Al Saedi said the most difficult challenge of the two-year Hussein investigation was connecting the former Iraqi president with the massacres that occurred during his dictatorship and sorting through the 21 tons of documents left behind by his regime.

“The court is the first step to put an end to a line of dictators who killed people for no reason,” Al Saedi said, adding, “To build a rule of law is not easy.”

The Iraqi High Tribunal has jurisdiction over genocide, war crimes and crimes against humanity. Although they convicted Hussein and several members of his regime, the court still hears cases within its jurisdiction. However, officials said the court might soon become obsolete since few cases still exist in that jurisdiction.

Al Saedi said the IHT investigators opened five of the 250 mass graves that were created during Hussein’s reign.

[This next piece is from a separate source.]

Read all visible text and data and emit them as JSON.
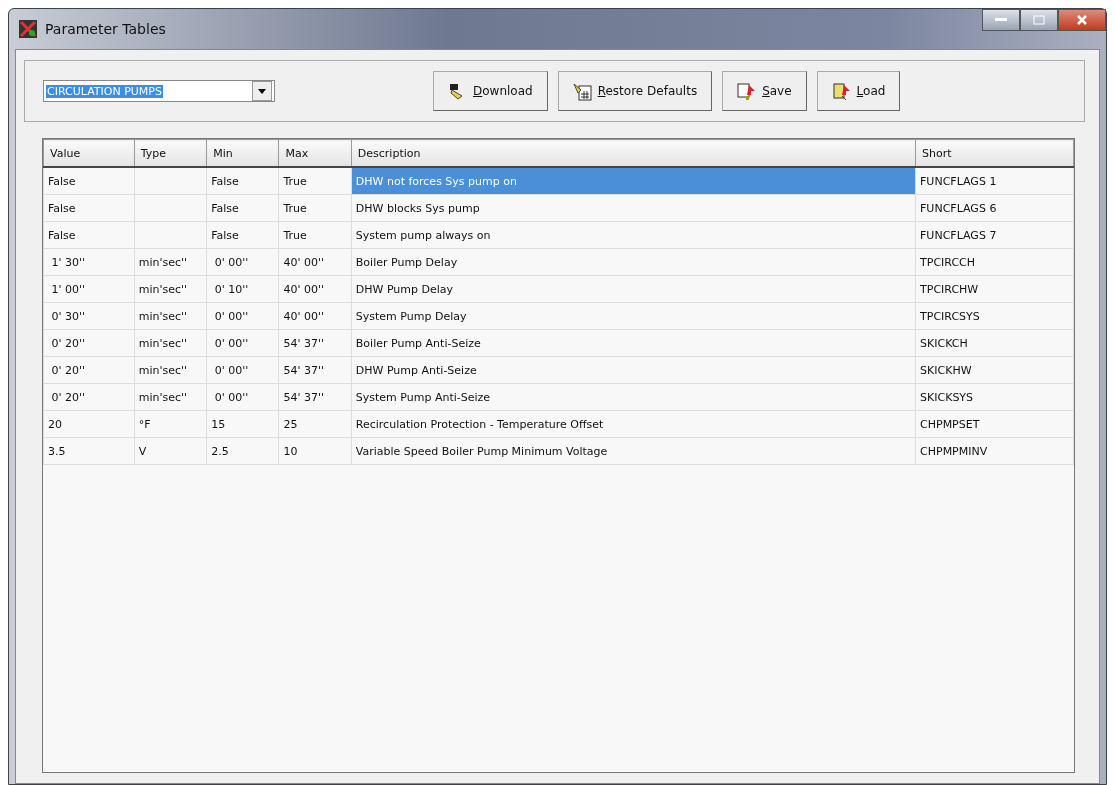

The investigative team found several identification cards scattered near broken bones and skeletal remains of about 10 to 15 people, using the information to find the family and friends of the deceased for court testimony.

The Iraqi judge and a team of more than 200 interviewed these people and sometimes learned good news, he said.

“Some people were documented as dead in the massacres but escaped and survived,” Al Saedi said.

One of the people on his investigative team was Adam Pearlman, a second-year law student who attended the event. The Department of Justice sent Pearlman to Iraq in 2005 to work as a paralegal on the case.

“(Al Saedi) is incredible. I don’t know if anything he could have said would do justice to the sort of courage that he displayed during those times,” Pearlman said. “He’s got this conviction and you heard it when he was talking about the rule of law and education.”

Al Saedi, however, is no longer a member of the IHT. He is spending this year and next as a Clarke Middle Eastern fellow at the Cornell University Law School.

Although he will teach in America, Al Saedi said he plans to return to Iraq and help in the next critical steps his country must take.

“We spent a lot of blood the past couple of decades, but we have to move past history because we might miss the opportunity,” he said. “You have to serve your country, not make your country serve you … I will serve my country. I need to help my country. It’s my responsibility.”